It will be the first time in five months that students have attended class in person after concerns over the spread of Covid-19 led to a territory-wide shutdown in March.

Youth hang around outside Maani Ulujuk School in Rankin Inlet during summer holidays in 2018. Students will be going back to school for the first time since February now that concerns over the spread of COVID-19 have decreased.
Cody Punter/NNSL photo

As long as there no cases of Covid-19 in the territory, all schools will be opening for a full schedule of classes.

However, there will be a few changes in place to address concerns over the potential spread of Covid-19.

According to information provided by the Department of Education, parents should be prepared for schools to open with the following conditions: “enhanced cleaning; where possible, physical contact should be avoided; limited group activities including sports, assemblies, physical education classes, etc.”

Another big change is parents will not be allowed to enter the schools. If parents need to enter the school for any reason they should make arrangements in advance, according to the department.

Parents and guardians should not enter the school when picking up or dropping off students and must adhere to current public health orders,” reads a statement on the department’s website.

In addition to reducing parental access within schools, there will also be new protocols to help ensure physical distancing among students, as well as additional measures to keep shared surfaces clean.

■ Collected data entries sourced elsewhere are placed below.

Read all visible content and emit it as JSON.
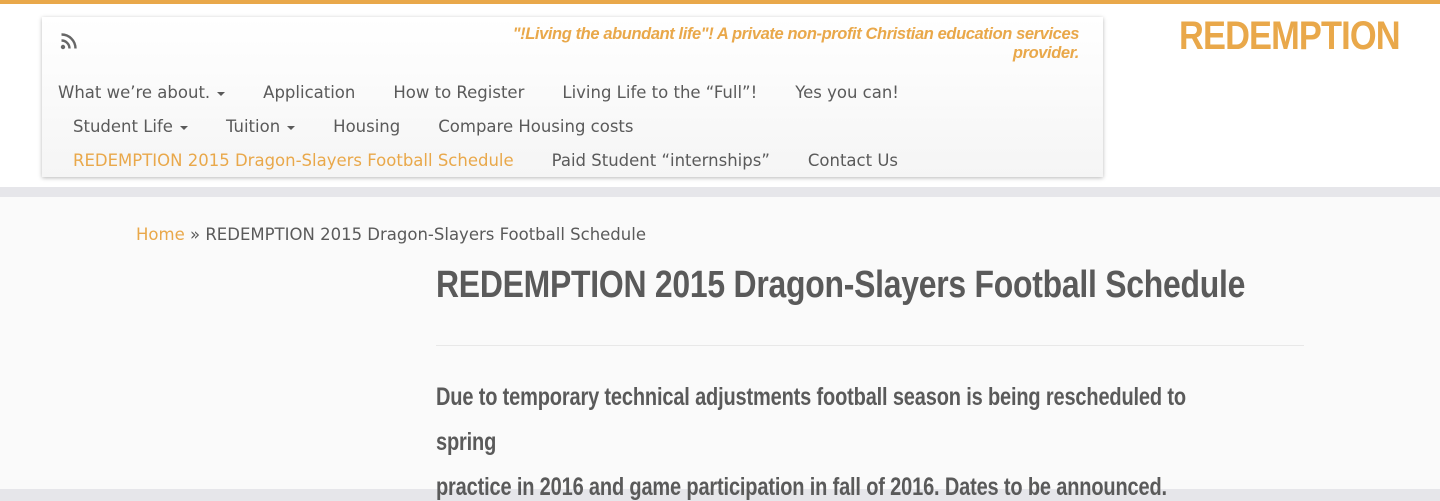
{
  "site": {
    "brand": "REDEMPTION",
    "tagline": "\"!Living the abundant life\"! A private non-profit Christian education services provider.",
    "accent_color": "#e9a84a",
    "icons": {
      "feed": "rss-icon",
      "dropdown": "caret-down-icon"
    }
  },
  "nav": {
    "row1": [
      {
        "label": "What we’re about.",
        "has_dropdown": true
      },
      {
        "label": "Application",
        "has_dropdown": false
      },
      {
        "label": "How to Register",
        "has_dropdown": false
      },
      {
        "label": "Living Life to the “Full”!",
        "has_dropdown": false
      },
      {
        "label": "Yes you can!",
        "has_dropdown": false
      }
    ],
    "row2": [
      {
        "label": "Student Life",
        "has_dropdown": true
      },
      {
        "label": "Tuition",
        "has_dropdown": true
      },
      {
        "label": "Housing",
        "has_dropdown": false
      },
      {
        "label": "Compare Housing costs",
        "has_dropdown": false
      }
    ],
    "row3": [
      {
        "label": "REDEMPTION 2015 Dragon-Slayers Football Schedule",
        "has_dropdown": false,
        "active": true
      },
      {
        "label": "Paid Student “internships”",
        "has_dropdown": false
      },
      {
        "label": "Contact Us",
        "has_dropdown": false
      }
    ]
  },
  "breadcrumb": {
    "home": "Home",
    "separator": "»",
    "current": "REDEMPTION 2015 Dragon-Slayers Football Schedule"
  },
  "page": {
    "title": "REDEMPTION 2015 Dragon-Slayers Football Schedule",
    "body_line1": "Due to temporary technical adjustments football season is being rescheduled to spring",
    "body_line2": "practice in 2016 and game participation in fall of 2016. Dates to be announced."
  }
}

Based on the best available evidence and consultations with Nunavut’s chief public health officer, the education department states that children may be less susceptible to Covid-19 infection and may be less likely to transmit the virus to others.

Schools are a controlled environment due to established cleaning protocols, set schedules for students and staff, and scheduled break periods. Any potential spread of the virus can be managed more easily.”

Baker Lake is first school back.

Baker Lake was the first school in the region to welcome students back with orientation beginning on Aug. 7.

In a post on the community Facebook page, Helen DePeuter, principal of the Rachel Arngnamak School, stated that parents would not be allowed to enter the building.

We can’t let any other parents into the school. We will have staff members to help direct children to the appropriate classrooms,” read the statement.

The department of education declined Kivalliq News’ request to interview individual principals, including DePeuter.

In order to ensure social distancing and reduce large gatherings, morning breakfast will now be taking place in classrooms. DePeuter also requested that parents do not drop their children off at school before 8:15 a.m. as there will be no one there to let students in.

Please bear with us as we navigate our way around these challenging changes. We will try to keep community members informed, as we continue to receive new information.”

What if Covid becomes detected?

The current reopening of all schools is based on the fact that there has yet to be a single case of Covid-19 in the territory.

However, the department has outlined measures in four stages if a case should appear. The year will be starting off in Stage 1, which means no cases have been detected in the territory.

In the event there is reason to believe there has been a case of Covid-19 within the Kivalliq, Stage 2 would come into effect. The only thing that would change in this instance is that middle and high school students would have just two days of class per week.

In the event that a case of Covid-19 is identified within a specific community, that community would enter into Stage 3, which would mean just three days of school per week for elementary students and two for middle and high schools students.

If community transmission of Covid-19 was to occur, meaning if more than one case is detected, Stage 4 would come into effect and there would be a full shut down of all schools in the community.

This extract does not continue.